Since the arrival of the Individual Savings Account (ISA) in 1999, ISAs have remained one of the most tax efficient ways of saving.

That’s thanks to the ISA ‘wrapping’ your money away from income tax and capital gains tax.

The type of ISA you choose depends on what’s right for you. If you’re not sure what that might be, you can have a look at our handy article for the differences between Cash and Stocks & Shares ISAs.

In the 2023 Autumn Statement, Jeremy Hunt announced changes to the ISA rules, in an effort to simplify them. Not all of the proposed changes are guaranteed to happen, but it can give you an idea of what’s on the horizon, especially as we prepare for the end of the 2023/24 tax year in April.

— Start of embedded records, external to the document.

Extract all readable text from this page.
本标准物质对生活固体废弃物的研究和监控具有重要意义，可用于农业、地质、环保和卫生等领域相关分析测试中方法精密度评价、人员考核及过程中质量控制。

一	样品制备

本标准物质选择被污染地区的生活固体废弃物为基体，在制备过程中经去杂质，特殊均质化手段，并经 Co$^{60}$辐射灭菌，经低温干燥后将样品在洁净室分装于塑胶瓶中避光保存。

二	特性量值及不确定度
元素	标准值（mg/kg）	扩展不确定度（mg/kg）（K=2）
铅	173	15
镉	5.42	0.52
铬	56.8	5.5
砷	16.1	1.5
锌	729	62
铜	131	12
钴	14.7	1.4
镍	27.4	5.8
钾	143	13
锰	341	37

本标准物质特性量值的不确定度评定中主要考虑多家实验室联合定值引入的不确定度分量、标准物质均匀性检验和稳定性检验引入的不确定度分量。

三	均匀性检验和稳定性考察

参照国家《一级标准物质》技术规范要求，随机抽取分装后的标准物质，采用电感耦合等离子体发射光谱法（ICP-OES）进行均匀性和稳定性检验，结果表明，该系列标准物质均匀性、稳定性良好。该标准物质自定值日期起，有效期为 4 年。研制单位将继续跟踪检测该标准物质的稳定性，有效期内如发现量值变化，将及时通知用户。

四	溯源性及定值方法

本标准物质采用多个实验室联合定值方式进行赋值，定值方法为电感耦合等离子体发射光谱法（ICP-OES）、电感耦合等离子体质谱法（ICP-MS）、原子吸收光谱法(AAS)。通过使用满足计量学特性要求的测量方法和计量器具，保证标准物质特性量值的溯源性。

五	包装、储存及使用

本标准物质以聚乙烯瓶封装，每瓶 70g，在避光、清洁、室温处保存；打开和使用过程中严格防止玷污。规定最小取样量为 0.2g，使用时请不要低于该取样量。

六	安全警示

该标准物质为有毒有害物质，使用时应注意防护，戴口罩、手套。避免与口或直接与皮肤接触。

  1. Brrrrrr… ISA allowance freeze

    There’s been some pressure on the government to increase ISA annual allowances, but a freeze on the annual limits for the next tax year is here instead.

    The new tax year (6 April 2024- 5 April 2025) will see the overall ISA allowance remain at £20,000.

    The good news is you can split your ISA allowance between all of the ISAs available on the market; a Stocks and Shares ISA, a Cash ISA, an Innovative Finance ISA and a Lifetime ISA.

    Keep in mind, each different type of ISA has different rules. For example, you can only save £4,000 a year into a Lifetime ISA.

  2. One-ISA per year limit removed

    The government has made it easier to open multiple ISAs with different providers in a single tax year.

    Before the 2024/25 tax year, savers were only able to open one ISA of each type per tax year. That meant that someone couldn’t open two Stocks and Shares ISAs with different providers in the same tax year.

    But now you can. With the exception of the Lifetime ISA, which will remain as one per tax year. But keep in mind, your £20,000 ISA allowance must be divided between these. It’s not £20,000 per ISA, per tax year.

    This won’t be available with all banks or investment platforms, so it’s best to check with your provider.

  3. ISA re-application made simpler

    If you hadn’t saved into an ISA in the previous tax year, the government required you to make a new ISA application.

    But this requirement has been removed. So, some providers will allow you to add money to an untouched ISA without you needing to resubscribe. Make sure to check with your provider whether they’ve introduced this to their products, before making any changes.

  4. Partial ISA transfers announced for the future

    It might soon be possible to partially transfer any amount you choose into another ISA, regardless of when you subscribed to the original ISA. That means you can partially transfer out any money paid within the current tax year.

    Previously, ISA savers were only able to fully transfer any contributions they’d made within the current tax year to another provider.

    Although the change was announced in the Autumn budget, there’s no news on when this will be coming into effect. Make sure you check any fine print before making any partial or full transfers.

  5. Cash ISA age changes to keep on your radar

    Some new changes are coming down the line for anyone aged 16 and 17 who want to open a Cash ISA.

    From 6 April 2024, anyone aged 16 or 17 can open a Cash ISA, but they can only hold and subscribe to one before the age of 18. Previously, it was possible to open more than one.

    The rules around these changes aren’t set in stone just yet and the finer details are still being ironed out. We’re expecting more details soon, so check back in for future updates.

If the value of your investment falls, you could get back less money than you put in.

You should think of investing as a medium to long-term commitment – so be prepared to invest your money for at least five years.

We hope the information in this article is useful, but it isn't financial advice. If you want expert advice, you should speak to an Independent Financial Advisor.

Tax depends on your individual circumstances and the regulations may change in the future.